01 March 2022 | Views
With the explosion of data around us and the increasing ability through advanced analytics and machine learning to be able to use data for better patient outcomes, there cannot be a more exciting time to be in healthcare. The importance of more relevant data on value and outcomes is being validated by manufacturers, researchers, and even regulators. And it’s all coming together in a more precise understanding of the human experience in healthcare. Let's explore further
From the lens of healthcare, I would bucket data into three parts - Data relating to Population Health, Patients and pertaining to the supply chain.
Population health data
India’s experience through the pandemic has highlighted the importance of and need for accurate and updated data relating to population health. While there is a huge amount of data available, it is patchy and not current as we are still heavily dependent on census data that is collected every 10 years. Efforts underway through the National Digital Health Mission to build the backbone and digital pathways necessary for the country’s health infrastructure, so as to be able to capture timely health data, will go a long way in addressing this lacuna.
Patient health data
While we have an emerging innovation ecosystem and a lot of innovation has happened in drug development and building the healthcare infrastructure, not much innovation has taken place in care delivery and patient data sets. But now, as more clinics and hospitals are being digitised and more programmes are focusing on disease management, particularly chronic disease, we are beginning to see a mindset shift in how data is being utilised to design better health outcomes, both at an aggregate level and at a deidentified patient level. This mindset shift is being supported by both, government as well as the private life sciences sector since it impacts the whole ecosystem. Having said that, we still have a long way to go compared to other emerging markets, because there are black spaces in the road to digitisation. Only 5-7 per cent of our country’s prescribers use any kind of digital platform and less than 5 per cent of our population have digital patient records, while only around 10-15 per cent of hospitals use an EMR (electronic medical record) or clinical platform. But we have started on the digitisation journey and the data it generates will be incredibly valuable to make our healthcare system more accessible as well as efficient.
Supply chain data
One of the early disruptions in countries like China and Indonesia which embarked on large universal health programmes was the consolidation of the supply chain. We see the same starting to happen in India today. We have more than 55,000 – 60,000 thousand distributors and stockists, and there is a whole digital ecosystem that is building up at two to three times the growth rate of the traditional channel.
During the pandemic waves, we saw what the lack of a robust digital supply chain network could result in with supply chain bottlenecks, lack of visibility on endpoints, inventory pile ups. That continues to happen in parts even today because we have a fragmented supply chain. Access to supply chain data will help curb wastage and ensure that drugs are available at chemists where demand is generated. Track and trace systems will have a particularly strong impact in identifying and weeding out fake drugs which is a very important requirement for India given the huge geography we cater to.

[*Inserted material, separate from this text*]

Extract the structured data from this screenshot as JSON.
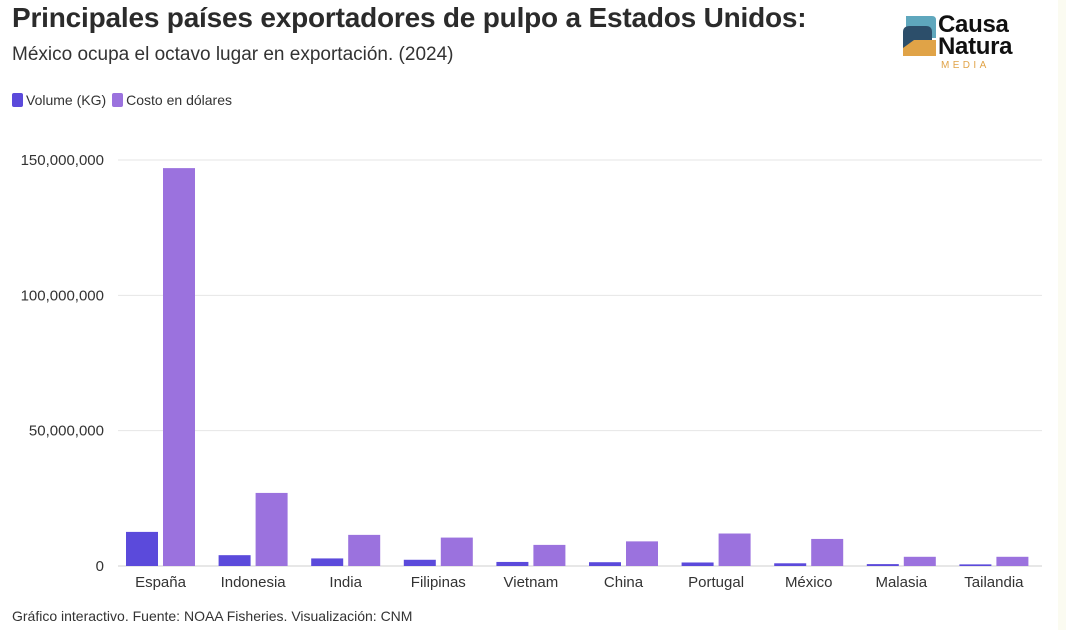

Of the one million odd chemists in India today, while there is rapid automation taking place at the chemist level, only around 10 per cent of chemists use any kind of a digital platform so there is huge opportunity for automation at the chemist level too. Digitisation will help drive more consolidated data that will be incredibly important for every stakeholder, whether it's the pharma company or the wholesaler or the chemist.

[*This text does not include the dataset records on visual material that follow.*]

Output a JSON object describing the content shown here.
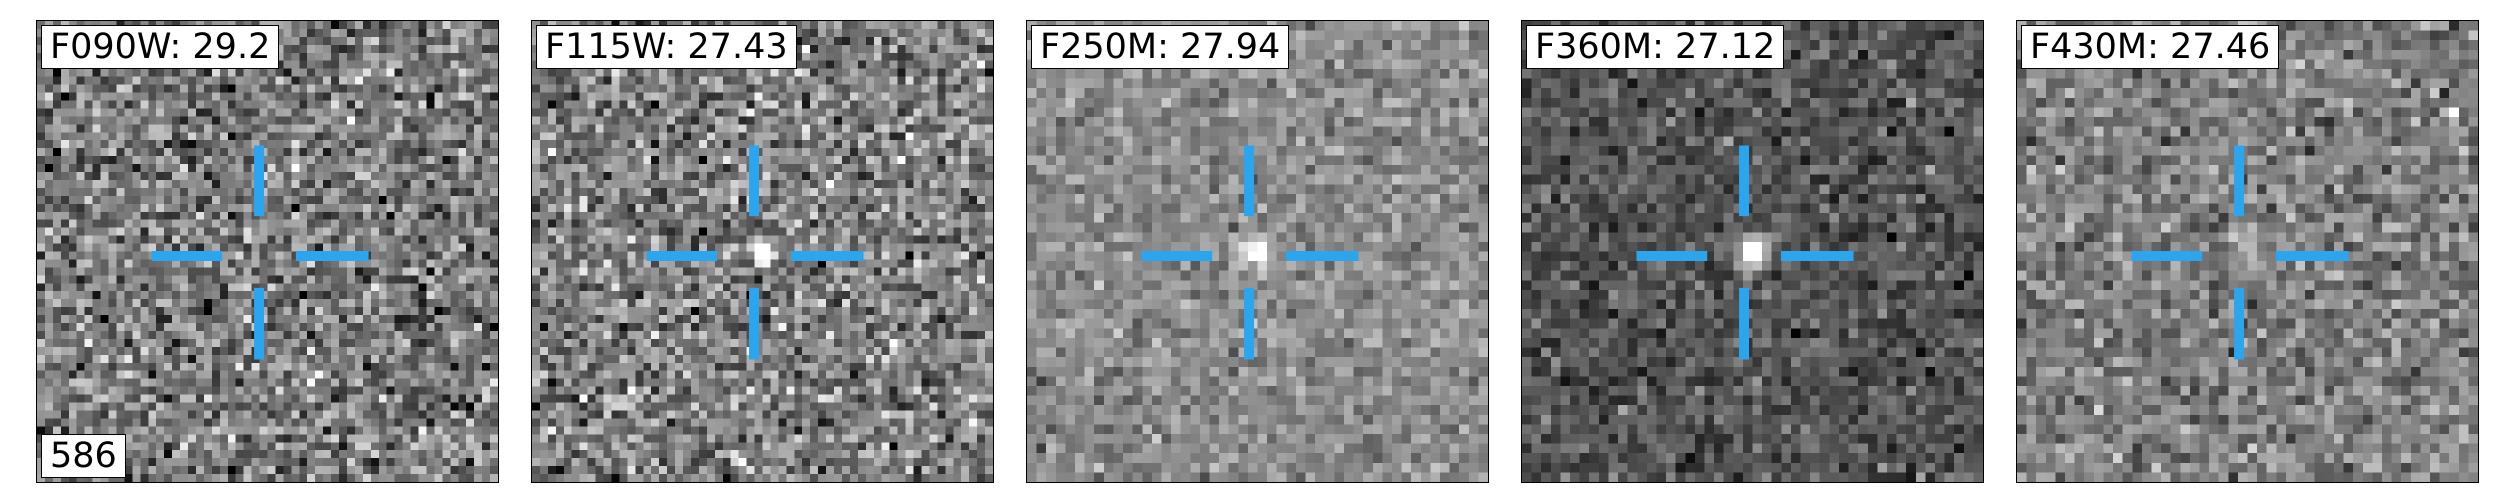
{
  "source_id": "586",
  "crosshair_color": "#2aa5ee",
  "panels": [
    {
      "filter": "F090W: 29.2",
      "source_brightness": 0.05,
      "noise_level": 1.0,
      "background": 0.48
    },
    {
      "filter": "F115W: 27.43",
      "source_brightness": 0.95,
      "noise_level": 1.0,
      "background": 0.5
    },
    {
      "filter": "F250M: 27.94",
      "source_brightness": 0.55,
      "noise_level": 0.55,
      "background": 0.55
    },
    {
      "filter": "F360M: 27.12",
      "source_brightness": 1.0,
      "noise_level": 0.6,
      "background": 0.33
    },
    {
      "filter": "F430M: 27.46",
      "source_brightness": 0.25,
      "noise_level": 0.7,
      "background": 0.5
    }
  ]
}
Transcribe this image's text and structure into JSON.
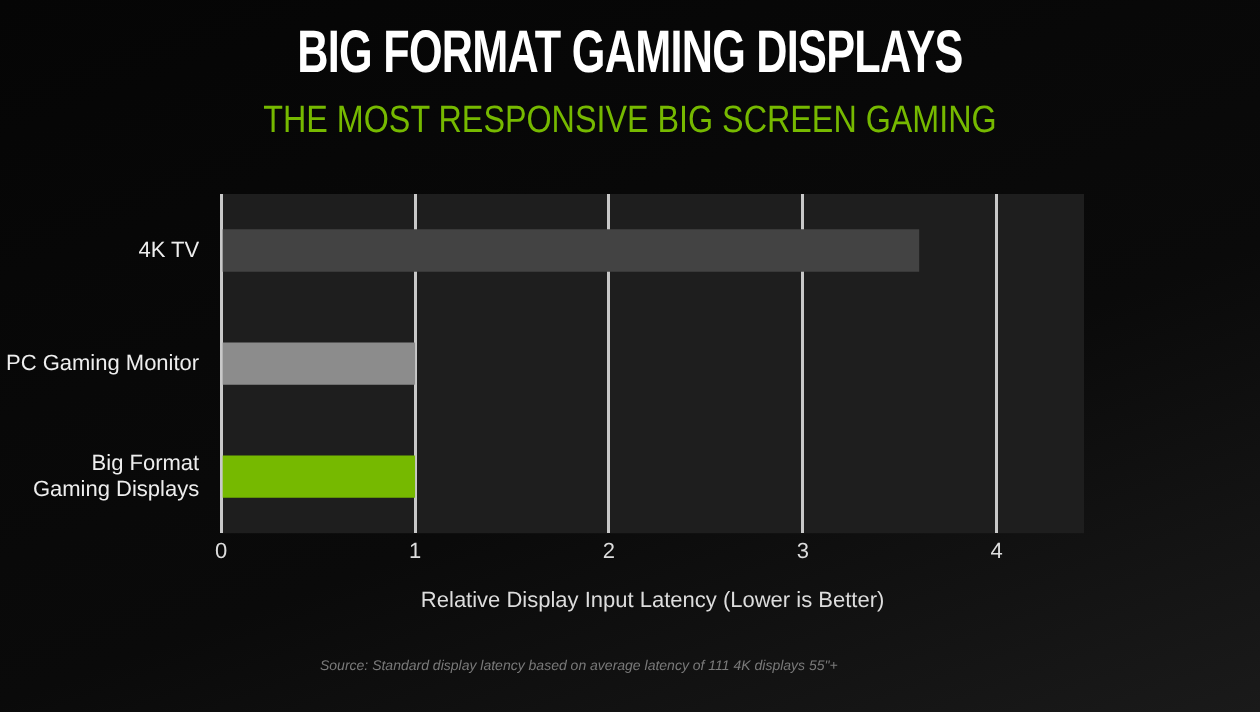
{
  "chart_data": {
    "type": "bar",
    "orientation": "horizontal",
    "title": "BIG FORMAT GAMING DISPLAYS",
    "subtitle": "THE MOST RESPONSIVE BIG SCREEN GAMING",
    "xlabel": "Relative Display Input Latency (Lower is Better)",
    "categories": [
      "4K TV",
      "PC Gaming Monitor",
      "Big Format Gaming Displays"
    ],
    "values": [
      3.6,
      1,
      1
    ],
    "colors": [
      "#434343",
      "#8c8c8c",
      "#76b900"
    ],
    "xlim": [
      0,
      4.45
    ],
    "xticks": [
      0,
      1,
      2,
      3,
      4
    ],
    "grid": "x",
    "legend": false,
    "annotations": [
      "Source: Standard display latency based on average latency of 111 4K displays 55\"+"
    ]
  }
}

I believe the healthcare industry in India could learn lessons in automation from three industries - telecom, financial services and retail. Telecom is most important as it followed the same route to building an analytics-driven mindset and model to completely disrupt cost to access. Fintech, because it has brought down the transaction cost and digitised the customer interaction, while it has also understood how to provide security at the individual level to protect data and privacy. And retail because it has worked through a lot of digitisation, using technology for precision segmentation and targeting of customers and channel partners.
When it comes to innovation, we can also learn a lot from entrepreneurs and startups working in geospatial intelligence for logistics, retail and financial services that could be relevant for healthcare, because our ability to tap and understand different micro markets and segments from a geographical perspective could help build a stronger supply chain and access points. There are also many startups who are working to bring down the cost of healthcare acquisition and ease of access to delivery, building platforms and marketplaces to create greater customer experiences that we can learn from. Finally, I think we should also tap into ecosystems and communities that are being built for user generated content and opinion where we have an opportunity to listen to patient and doctor communities.

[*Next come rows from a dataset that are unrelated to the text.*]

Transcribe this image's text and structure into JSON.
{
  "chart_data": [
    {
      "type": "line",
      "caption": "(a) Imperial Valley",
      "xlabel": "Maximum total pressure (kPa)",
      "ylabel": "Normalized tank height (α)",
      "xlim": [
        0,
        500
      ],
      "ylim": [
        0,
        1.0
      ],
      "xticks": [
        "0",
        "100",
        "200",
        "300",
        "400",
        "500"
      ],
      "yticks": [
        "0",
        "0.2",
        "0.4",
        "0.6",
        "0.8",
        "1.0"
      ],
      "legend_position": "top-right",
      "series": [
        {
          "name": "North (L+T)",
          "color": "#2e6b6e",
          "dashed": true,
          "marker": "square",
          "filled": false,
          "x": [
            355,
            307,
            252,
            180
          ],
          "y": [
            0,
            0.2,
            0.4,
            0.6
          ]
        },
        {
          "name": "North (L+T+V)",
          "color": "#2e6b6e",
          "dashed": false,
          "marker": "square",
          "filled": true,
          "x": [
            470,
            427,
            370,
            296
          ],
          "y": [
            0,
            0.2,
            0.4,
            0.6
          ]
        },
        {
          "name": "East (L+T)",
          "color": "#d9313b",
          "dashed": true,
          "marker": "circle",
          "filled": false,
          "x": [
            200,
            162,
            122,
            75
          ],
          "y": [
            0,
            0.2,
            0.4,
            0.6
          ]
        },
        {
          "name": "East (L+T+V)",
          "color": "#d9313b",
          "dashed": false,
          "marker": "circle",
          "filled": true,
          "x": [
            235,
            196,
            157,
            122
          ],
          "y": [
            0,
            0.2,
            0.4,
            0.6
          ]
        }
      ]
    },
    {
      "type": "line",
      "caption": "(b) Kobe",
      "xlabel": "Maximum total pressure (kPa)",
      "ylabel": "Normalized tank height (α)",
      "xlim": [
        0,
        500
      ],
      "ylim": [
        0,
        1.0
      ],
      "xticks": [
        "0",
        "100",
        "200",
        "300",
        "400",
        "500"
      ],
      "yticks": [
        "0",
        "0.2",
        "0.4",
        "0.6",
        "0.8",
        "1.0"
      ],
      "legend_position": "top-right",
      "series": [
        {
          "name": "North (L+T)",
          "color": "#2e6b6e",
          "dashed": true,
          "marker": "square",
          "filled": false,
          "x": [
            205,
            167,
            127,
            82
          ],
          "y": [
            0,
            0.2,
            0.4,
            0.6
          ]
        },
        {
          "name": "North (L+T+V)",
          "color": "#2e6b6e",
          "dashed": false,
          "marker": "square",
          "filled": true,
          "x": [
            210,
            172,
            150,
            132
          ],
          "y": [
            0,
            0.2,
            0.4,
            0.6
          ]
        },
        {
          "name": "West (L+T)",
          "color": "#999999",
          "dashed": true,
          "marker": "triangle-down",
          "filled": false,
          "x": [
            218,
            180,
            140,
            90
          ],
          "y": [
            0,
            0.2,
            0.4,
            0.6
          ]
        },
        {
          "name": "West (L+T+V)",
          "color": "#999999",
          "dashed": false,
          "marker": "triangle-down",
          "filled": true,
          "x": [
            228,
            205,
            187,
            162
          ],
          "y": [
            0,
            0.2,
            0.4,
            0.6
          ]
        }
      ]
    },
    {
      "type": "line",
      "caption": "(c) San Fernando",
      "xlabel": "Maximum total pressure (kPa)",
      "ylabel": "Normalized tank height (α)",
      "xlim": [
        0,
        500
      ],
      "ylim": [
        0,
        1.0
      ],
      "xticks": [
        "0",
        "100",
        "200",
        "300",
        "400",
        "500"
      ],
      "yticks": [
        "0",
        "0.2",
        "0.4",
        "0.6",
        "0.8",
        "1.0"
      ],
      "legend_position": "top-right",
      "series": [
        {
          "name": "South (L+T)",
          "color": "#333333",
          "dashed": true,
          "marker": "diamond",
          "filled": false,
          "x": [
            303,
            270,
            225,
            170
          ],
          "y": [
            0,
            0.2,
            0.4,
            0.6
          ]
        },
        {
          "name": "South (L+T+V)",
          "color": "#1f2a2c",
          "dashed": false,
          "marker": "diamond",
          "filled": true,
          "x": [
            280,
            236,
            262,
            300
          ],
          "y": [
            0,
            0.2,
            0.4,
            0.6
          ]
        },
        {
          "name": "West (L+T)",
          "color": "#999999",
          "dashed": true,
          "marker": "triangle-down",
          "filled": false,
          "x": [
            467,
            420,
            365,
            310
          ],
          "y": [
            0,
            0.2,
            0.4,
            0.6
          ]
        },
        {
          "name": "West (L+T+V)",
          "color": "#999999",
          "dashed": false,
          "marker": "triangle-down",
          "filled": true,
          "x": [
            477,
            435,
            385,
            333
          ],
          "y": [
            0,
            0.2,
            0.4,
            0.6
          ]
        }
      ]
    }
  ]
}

As we evolve and build a more data-centric healthcare system, and as important it is to share data to drive better insights and patient outcomes, we need to make sure we use data responsibly and understand the implications of how we collect and share data. The government and regulatory authorities need to play an important role in ensuring and steering discussions towards such issues so that there is greater awareness across the healthcare ecosystem.
As we go through the automation journey in India, we need to look at automation as a process to transform the enterprise and patient journey, and not just to generate revenue. The world is counting on us for innovations and scientific breakthroughs to improve societal health.